Wolfgang was carrying a holdall that looked like a beach bag. He came to a halt about six feet back from the Range Rover. The driver’s door had been left partly open. Someone had wiped a space on the window and left a smear. “Did your people do this?” He was sounding increasingly like a headmaster.

“They’re not my people. They’re the patrol officers who got here first. I told them you’ll need their prints.”

“Also a statement detailing everything they did. I need to know how much of the scene is compromised.” Wolfgang put his left foot forward as if he was testing the thickness of ice. He produced a ruler from the bag and used it to ease the door fully open without using his latex-gloved hands. Then he handed Diamond a torch and stood back. “You first.” He had his procedures and he was sticking to them. Protocol decrees that the senior investigating officer is the first to examine the scene.

Diamond stepped up.

The cloud cover meant that at this time of day the torch was needed for inspecting the inside of the car. The beam of light showed him the banal but instructive sight of fish and chips on the passenger seat, the packet partially open as if the victim had got hungry and started eating. Deans had kept his word to Natalie.
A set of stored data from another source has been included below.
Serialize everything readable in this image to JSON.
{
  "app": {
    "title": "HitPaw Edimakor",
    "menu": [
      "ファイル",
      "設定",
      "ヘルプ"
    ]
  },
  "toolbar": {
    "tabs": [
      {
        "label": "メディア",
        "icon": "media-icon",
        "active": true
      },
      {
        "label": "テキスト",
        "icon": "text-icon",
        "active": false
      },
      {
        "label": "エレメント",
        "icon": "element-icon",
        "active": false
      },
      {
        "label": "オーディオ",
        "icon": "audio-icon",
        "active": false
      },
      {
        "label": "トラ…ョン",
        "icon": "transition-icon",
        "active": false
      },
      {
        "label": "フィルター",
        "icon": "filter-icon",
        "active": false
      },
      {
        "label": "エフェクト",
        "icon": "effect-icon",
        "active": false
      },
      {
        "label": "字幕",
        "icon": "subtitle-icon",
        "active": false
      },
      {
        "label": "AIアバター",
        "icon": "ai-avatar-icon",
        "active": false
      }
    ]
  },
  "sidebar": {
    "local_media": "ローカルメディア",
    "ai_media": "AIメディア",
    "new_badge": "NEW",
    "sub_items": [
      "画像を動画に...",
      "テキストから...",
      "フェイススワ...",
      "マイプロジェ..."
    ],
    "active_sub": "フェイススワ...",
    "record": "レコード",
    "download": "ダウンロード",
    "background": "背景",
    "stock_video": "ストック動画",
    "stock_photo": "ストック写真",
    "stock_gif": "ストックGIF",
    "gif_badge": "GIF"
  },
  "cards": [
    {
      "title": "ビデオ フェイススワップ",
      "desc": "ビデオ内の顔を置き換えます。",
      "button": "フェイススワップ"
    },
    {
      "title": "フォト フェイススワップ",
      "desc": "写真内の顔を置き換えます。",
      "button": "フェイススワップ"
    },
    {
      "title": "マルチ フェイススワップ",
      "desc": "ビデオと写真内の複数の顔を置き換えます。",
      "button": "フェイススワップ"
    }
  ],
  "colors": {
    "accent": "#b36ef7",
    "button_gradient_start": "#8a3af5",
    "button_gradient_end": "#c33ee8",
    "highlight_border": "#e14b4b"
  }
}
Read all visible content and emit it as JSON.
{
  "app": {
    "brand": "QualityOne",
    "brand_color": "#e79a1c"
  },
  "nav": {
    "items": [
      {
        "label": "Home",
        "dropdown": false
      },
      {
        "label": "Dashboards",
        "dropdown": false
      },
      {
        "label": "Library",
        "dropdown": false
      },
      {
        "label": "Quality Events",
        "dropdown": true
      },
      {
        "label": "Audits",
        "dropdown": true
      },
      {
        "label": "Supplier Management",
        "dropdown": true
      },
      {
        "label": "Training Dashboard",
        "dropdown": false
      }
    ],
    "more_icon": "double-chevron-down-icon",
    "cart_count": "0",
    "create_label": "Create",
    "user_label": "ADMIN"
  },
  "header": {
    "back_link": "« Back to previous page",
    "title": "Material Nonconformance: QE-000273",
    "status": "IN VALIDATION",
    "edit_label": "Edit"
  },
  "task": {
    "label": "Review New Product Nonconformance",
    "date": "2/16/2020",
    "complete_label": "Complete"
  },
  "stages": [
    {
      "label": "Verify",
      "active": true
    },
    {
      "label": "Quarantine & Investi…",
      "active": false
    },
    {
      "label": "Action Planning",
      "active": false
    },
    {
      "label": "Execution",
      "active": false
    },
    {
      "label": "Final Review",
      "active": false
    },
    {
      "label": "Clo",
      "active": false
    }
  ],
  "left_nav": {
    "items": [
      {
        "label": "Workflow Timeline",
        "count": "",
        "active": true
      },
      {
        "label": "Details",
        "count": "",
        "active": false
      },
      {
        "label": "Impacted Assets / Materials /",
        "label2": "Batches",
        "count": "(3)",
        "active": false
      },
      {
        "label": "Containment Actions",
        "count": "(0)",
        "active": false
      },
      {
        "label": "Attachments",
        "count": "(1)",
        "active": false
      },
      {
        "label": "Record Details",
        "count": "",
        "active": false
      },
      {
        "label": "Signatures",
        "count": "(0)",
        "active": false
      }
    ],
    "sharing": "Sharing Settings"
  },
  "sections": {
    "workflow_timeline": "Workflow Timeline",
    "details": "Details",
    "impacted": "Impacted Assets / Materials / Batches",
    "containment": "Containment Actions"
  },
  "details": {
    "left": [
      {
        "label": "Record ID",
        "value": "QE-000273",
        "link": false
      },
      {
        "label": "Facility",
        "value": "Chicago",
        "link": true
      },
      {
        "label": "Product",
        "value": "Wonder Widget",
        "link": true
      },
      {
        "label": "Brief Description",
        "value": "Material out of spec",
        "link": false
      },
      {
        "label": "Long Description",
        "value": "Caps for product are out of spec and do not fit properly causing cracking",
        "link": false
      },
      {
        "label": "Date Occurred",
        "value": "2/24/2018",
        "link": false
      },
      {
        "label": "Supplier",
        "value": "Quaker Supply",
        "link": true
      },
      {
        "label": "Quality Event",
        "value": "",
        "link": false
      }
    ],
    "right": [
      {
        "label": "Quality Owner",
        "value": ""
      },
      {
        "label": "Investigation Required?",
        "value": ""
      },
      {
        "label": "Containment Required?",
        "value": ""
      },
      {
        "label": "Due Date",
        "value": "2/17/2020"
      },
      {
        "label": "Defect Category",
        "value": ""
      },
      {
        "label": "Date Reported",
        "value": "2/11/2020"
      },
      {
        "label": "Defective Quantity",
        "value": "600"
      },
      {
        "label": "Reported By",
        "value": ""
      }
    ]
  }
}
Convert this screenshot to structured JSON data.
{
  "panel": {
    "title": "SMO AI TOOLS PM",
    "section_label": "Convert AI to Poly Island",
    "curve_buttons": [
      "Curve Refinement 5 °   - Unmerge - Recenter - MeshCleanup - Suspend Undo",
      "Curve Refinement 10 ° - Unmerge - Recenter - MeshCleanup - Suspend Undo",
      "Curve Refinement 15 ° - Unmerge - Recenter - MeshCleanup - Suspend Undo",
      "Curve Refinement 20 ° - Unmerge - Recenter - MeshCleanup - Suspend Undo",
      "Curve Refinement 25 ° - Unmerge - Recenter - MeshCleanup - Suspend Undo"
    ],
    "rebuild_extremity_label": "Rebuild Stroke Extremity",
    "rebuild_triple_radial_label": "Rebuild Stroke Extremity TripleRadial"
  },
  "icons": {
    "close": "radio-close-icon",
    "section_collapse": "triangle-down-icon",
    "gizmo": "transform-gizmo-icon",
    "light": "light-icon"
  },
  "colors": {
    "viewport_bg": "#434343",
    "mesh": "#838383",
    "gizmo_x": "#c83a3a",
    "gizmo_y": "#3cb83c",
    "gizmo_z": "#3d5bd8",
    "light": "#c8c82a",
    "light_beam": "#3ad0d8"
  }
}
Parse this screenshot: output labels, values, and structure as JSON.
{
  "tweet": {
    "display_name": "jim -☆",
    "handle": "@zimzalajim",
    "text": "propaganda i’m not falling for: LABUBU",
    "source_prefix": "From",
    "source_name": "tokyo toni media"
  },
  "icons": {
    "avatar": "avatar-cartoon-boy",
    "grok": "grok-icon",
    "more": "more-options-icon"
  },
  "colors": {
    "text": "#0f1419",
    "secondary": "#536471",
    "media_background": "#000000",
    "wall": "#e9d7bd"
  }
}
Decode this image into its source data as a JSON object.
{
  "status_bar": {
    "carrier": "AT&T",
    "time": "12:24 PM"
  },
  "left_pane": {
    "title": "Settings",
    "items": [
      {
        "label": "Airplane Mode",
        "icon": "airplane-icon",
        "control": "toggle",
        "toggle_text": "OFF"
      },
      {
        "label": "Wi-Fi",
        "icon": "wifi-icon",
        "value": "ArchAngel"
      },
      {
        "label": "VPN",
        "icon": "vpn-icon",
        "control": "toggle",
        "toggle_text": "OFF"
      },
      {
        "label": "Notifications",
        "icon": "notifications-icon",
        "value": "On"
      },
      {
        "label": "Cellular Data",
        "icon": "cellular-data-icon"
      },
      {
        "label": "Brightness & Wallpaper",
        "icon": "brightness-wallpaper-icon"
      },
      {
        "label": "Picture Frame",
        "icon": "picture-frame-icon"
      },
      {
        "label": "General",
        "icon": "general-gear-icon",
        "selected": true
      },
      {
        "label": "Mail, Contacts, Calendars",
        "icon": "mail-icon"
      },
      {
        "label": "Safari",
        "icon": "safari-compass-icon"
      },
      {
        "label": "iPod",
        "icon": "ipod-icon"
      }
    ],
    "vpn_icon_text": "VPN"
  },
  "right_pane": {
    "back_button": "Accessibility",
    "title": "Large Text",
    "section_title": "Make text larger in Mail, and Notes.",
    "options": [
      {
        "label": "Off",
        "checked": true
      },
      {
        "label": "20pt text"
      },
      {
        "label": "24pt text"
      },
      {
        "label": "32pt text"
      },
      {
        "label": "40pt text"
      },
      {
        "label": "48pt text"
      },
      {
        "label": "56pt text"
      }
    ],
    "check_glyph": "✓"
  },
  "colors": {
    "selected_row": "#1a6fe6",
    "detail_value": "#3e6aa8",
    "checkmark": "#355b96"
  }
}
The seats and safety belts appeared to be unmarked. He backed away and moved the circle of light along the bodywork. There was the dried mud you’d expect from a vehicle splashing through country lanes and there were also marks that overlaid the mud and were darker. They had spattered the side from a different angle.

Blood.

He found a smear that he took to be a bloody handprint that had slid down the slippery surface.

“That’s a hand mark by the look of it,” he told Wolfgang. “Looks to me as if he stepped out and was attacked and fell back against the side. Can you get fingerprints?”

“Hard to say,” Wolfgang told him. “They’re not sharp. The blood itself may be a better identifier. There’s a large patch on the ground to your right. He was bleeding heavily. Do you know who he was?”

“The owner of the car is a man called Greg Deans, a TV executive who was reported missing last night. You should be able to get a DNA sample from his home. He lived under a mile from here. If he was badly wounded, I wonder if he tried to get home.”

“He wouldn’t have got far, going by the blood loss,” Wolfgang said. “It’s more likely he fell right here and didn’t get up. Look at the scuff marks made by his shoes as he slid down. Look at the amount of blood on the turf.”

Diamond moved the torch over the dark patch and didn’t need any more convincing.

“Are there specks of blood on the fish and chips?”

Diamond leaned right in for a better view and his head touched something. Wolfgang won’t thank me for this, he thought. He supposed he’d nudged the rear-view mirror. He hadn’t. When he saw what it was he felt an uprush of excitement. He pulled his head and shoulders out of the car. “Have I gone to heaven, or is that a dashboard camera?”

The stone-faced SOCO changed places with Diamond. “You’re correct,” he said after some time and without a trace of emotion. “It’s not all that modern, but it seems to be hard-wired. We can play it back and see what’s on it if you like.”